A Generous Table

A Generous Table

Scripture: John 13:1-20

 

Communion is my favorite liturgy; it has been since I was a child. When I was young, one of the women who lived down the road would bake the communion bread fresh each month for our congregation’s communion table. When the bread was served during worship, I would rip off as large a handful as I could get away with without catching a glare from one of my parents. I learned early that there was something wonderful and expectant about gathering together to remember and enact a body broken and blood poured out. I learned that the presence of Christ is lavish and good, and we experience it because someone else took the time to pave the way or bake the bread. In turn, we are invited to make way for another.

 

In some communities, the liturgy of the table is called the Eucharist–which comes from the Greek word for “thankful” or “grateful.” While each stream of the Christian tradition has their own understanding of why we come to the table, and how often, and what happens when we get there, humming beneath all these understandings is the reality that it is gratitude that draws us there. That we approach the bread and the cup full of awe at the person and work of Jesus Christ.

 

There is something about a table that helps us to hold those two often divided aspects together. The person and the work. In a season when it is so easy to insist that it is the sacrifice of Christ that really matters, the table pushes back and says the sacrifice only matters because of who is offering his life. Yes, Lent prepares us to encounter the force of crucifixion in as much fulness as we can bear. But it’s equally important in this forty-day journey to prepare our hearts to encounter the life that led Jesus to the cross.

 

Jesus didn’t live to die. He came to dwell among us, and the way he dwelt among us resulted in his death. Because the empires and powers of this world are more interested in keeping us apart than they are drawing us all around a table.

 

And heaven forbid someone gets crazy and starts washing feet.

 

I’ll never get over the narrative. That Jesus, under pressure and knowing people are wanting to kill him, still observes the feast. Still prepares the table and gathers his people together.

 

Including Judas, who will betray him.

Including Peter, who talks a bigger game than he can deliver.
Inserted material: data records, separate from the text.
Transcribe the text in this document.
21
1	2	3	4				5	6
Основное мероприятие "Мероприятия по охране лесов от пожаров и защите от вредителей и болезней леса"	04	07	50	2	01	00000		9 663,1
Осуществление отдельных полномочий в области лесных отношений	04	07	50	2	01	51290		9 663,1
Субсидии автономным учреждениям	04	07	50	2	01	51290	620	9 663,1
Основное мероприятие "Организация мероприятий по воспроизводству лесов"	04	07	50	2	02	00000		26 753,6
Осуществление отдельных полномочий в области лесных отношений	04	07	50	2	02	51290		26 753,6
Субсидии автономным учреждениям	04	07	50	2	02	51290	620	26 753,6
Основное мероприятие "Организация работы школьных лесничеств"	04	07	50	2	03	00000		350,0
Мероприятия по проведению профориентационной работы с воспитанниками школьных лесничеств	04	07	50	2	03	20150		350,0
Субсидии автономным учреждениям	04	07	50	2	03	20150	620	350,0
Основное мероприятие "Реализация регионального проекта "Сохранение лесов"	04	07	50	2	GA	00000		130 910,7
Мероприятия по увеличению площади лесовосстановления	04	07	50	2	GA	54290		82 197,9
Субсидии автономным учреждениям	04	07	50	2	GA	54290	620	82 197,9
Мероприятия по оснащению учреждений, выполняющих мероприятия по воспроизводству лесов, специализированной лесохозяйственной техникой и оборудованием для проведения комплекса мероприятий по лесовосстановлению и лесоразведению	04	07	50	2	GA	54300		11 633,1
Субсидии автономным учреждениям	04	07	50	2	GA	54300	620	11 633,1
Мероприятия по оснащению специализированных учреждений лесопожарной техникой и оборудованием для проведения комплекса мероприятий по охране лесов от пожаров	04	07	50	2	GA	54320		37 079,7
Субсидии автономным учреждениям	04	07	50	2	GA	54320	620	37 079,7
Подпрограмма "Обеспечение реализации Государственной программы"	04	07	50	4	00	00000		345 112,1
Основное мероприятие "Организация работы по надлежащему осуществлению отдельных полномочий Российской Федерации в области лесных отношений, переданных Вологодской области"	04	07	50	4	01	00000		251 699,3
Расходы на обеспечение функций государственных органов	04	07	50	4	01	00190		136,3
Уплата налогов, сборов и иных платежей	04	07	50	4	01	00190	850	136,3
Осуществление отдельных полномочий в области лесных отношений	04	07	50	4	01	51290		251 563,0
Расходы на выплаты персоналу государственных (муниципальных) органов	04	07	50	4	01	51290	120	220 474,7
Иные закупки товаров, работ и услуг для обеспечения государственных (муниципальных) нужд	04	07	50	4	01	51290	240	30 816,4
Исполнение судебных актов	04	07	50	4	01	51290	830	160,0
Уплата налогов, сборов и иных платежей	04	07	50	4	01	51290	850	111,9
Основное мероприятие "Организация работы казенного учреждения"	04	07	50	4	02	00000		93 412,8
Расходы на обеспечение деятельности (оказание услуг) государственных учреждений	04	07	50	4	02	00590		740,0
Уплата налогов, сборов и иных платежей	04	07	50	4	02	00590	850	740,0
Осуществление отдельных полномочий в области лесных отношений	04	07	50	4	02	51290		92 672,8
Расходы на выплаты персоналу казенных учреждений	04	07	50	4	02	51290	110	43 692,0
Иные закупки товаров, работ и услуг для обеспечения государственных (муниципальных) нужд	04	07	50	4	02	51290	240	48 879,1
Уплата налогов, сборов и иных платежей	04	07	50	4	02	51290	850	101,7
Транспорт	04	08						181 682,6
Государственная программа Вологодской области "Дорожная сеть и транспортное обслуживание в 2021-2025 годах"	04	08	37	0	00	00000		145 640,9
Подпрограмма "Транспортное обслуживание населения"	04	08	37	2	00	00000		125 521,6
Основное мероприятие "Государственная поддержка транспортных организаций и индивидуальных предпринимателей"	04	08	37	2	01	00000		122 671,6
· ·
Including John, who will stick by him till the end.

 

I am not so generous in setting my own table.

 

I have to wait for the right moment, a clear schedule, a well-thought-out menu, the right guest list.

 

The floors must be swept and the bathrooms scoured.

 

Gathering around the table has to be an EVENT, not a simple practice of gathering that says to those around me “I see you. I’m grateful you’re here.”

 

Things need to be just right. I’m too tired, too busy, too stressed, and I don’t have people who would come anyway. But we gather around tables not because life is perfect and planned out, but because we’re in it together whether we can embrace that with gratitude at the moment or not.

 

“Just living life is not enough,” observes Henri Nouwen, “We must know what we are living…Half of living is reflecting upon what is being lived.”

 

I have often set tables just to eat. Trudged my feet to the table to unthinkingly shovel food into my mouth, calories to keep my body running until the next meal. I check out, into the world offered by a television show or a mindless scroll through my phone, or into my own thoughts, letting the conversation buzz around me like white noise.

 

We’re invited to set tables of knowing and being known though. Tables that offer us space to engage and to reflect. Tables that invite us to encounter one another in the fulness of who we are. And to somehow encounter Christ in the midst of all of that. After all, he is God with us.

 

As our week of fasting from criticism and engaging in gratitude winds to a close, choose a day within the next two weeks and invite people to share a meal together. Have each person bring something to share. Have a take-out potluck. A breakfast cereal potluck. A build-your-own sandwich potluck. It doesn’t have to be complicated. You just have to show up.

 

Because around the table, we remember that the presence of Christ is lavish and good and that we pave the way for one another simply by letting gratitude draw us there, to be present.